Below's the code which i used to get the documents
import pandas as pd
import glob
import os
import json
class CustomCSVLoader:
def __init__(self, file_path, metadata_columns, encoding="utf-8"):
self.file_path = file_path
self.metadata_columns = metadata_columns
self.encoding = encoding
def load(self):
# Load the CSV file with the specified encoding
df = pd.read_csv(self.file_path, encoding=self.encoding)
# Filter the dataframe based on the specified metadata columns and add any additional columns if needed
if self.metadata_columns:
df = df[self.metadata_columns + ['Text']]
# Convert the dataframe to a dictionary, then to the desired format
my_dict = json.loads(df.to_json(orient='index'))
documents = self._process_chunks(my_dict)
return documents
def _process_chunks(self, my_dict):
chunks = [item for item in my_dict.values()]
for chunk in chunks:
# Assuming get_token_set is a function you've defined elsewhere
chunk.update({'token_set': get_token_set(chunk['Text'])})
# Assuming Document is a class you've defined elsewhere and removekey is a function to remove keys from a dict
docs = [Document(page_content=item['Text'], metadata=removekey(item, 'Text')) for item in chunks]
return docs
def load_csv_files(folder_path):
csv_files = glob.glob(os.path.join(folder_path, '*.csv'))
metadata_columns = ['x1', 'y1', 'x2', 'y2', 'page_no', 'source_url', 'doc_type', 'company', 'doc_year']
documents = []
for file_path in csv_files:
loader = CustomCSVLoader(file_path=file_path, metadata_columns=metadata_columns)
documents.extend(loader.load())
return documents
folder_path = 'data'
docs= load_csv_files(folder_path)
print(docs[0])
below’s the output of the docs[0]
Document(page_content='what's happening over there.', metadata={'x1': 198.7965924442, 'y1': 204.7538135126, 'x2': 1448.4322473817, 'y2': 1536.8232888756, 'page_no': 1, 'source_url': 'data.pdf', 'doc_type': 'sports', 'company': 'BCCI', 'doc_year': 2022, 'token_set': {'publicly', 'the', 'that'}})

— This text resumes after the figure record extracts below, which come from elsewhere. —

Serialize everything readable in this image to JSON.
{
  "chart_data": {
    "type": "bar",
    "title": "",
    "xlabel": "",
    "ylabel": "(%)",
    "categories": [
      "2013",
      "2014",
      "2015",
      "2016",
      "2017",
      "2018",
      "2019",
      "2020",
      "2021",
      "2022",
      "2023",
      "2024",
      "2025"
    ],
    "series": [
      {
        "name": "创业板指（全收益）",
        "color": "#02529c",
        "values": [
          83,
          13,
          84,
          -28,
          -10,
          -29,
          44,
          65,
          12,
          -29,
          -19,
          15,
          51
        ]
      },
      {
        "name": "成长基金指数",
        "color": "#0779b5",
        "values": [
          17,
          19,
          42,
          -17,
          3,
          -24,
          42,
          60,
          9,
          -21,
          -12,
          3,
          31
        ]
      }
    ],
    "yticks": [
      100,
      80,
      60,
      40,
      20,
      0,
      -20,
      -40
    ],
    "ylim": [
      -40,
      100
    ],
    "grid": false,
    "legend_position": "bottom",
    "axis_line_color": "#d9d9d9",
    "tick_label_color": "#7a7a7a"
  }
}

then i wrote a code which will ingest the above data into MongoDBAtlas
db = MongoDBAtlasVectorSearch.from_documents(
documents=docs,
embedding=embedding_model,
collection=mongodb_collection,
index_name="cricket"
)
and below is the output
InvalidDocument: cannot encode object: {{'publicly', 'the', 'that'}})
I successfully imported data into MongoDB Atlas using the CSVLoader from Langchain. However, when I attempted to modify the data by adding custom values and import it again without using CSVLoader, I encountered issues. This happened despite maintaining the same data format. I am looking for guidance on how to import data with custom modifications into MongoDB Atlas without using CSVLoader.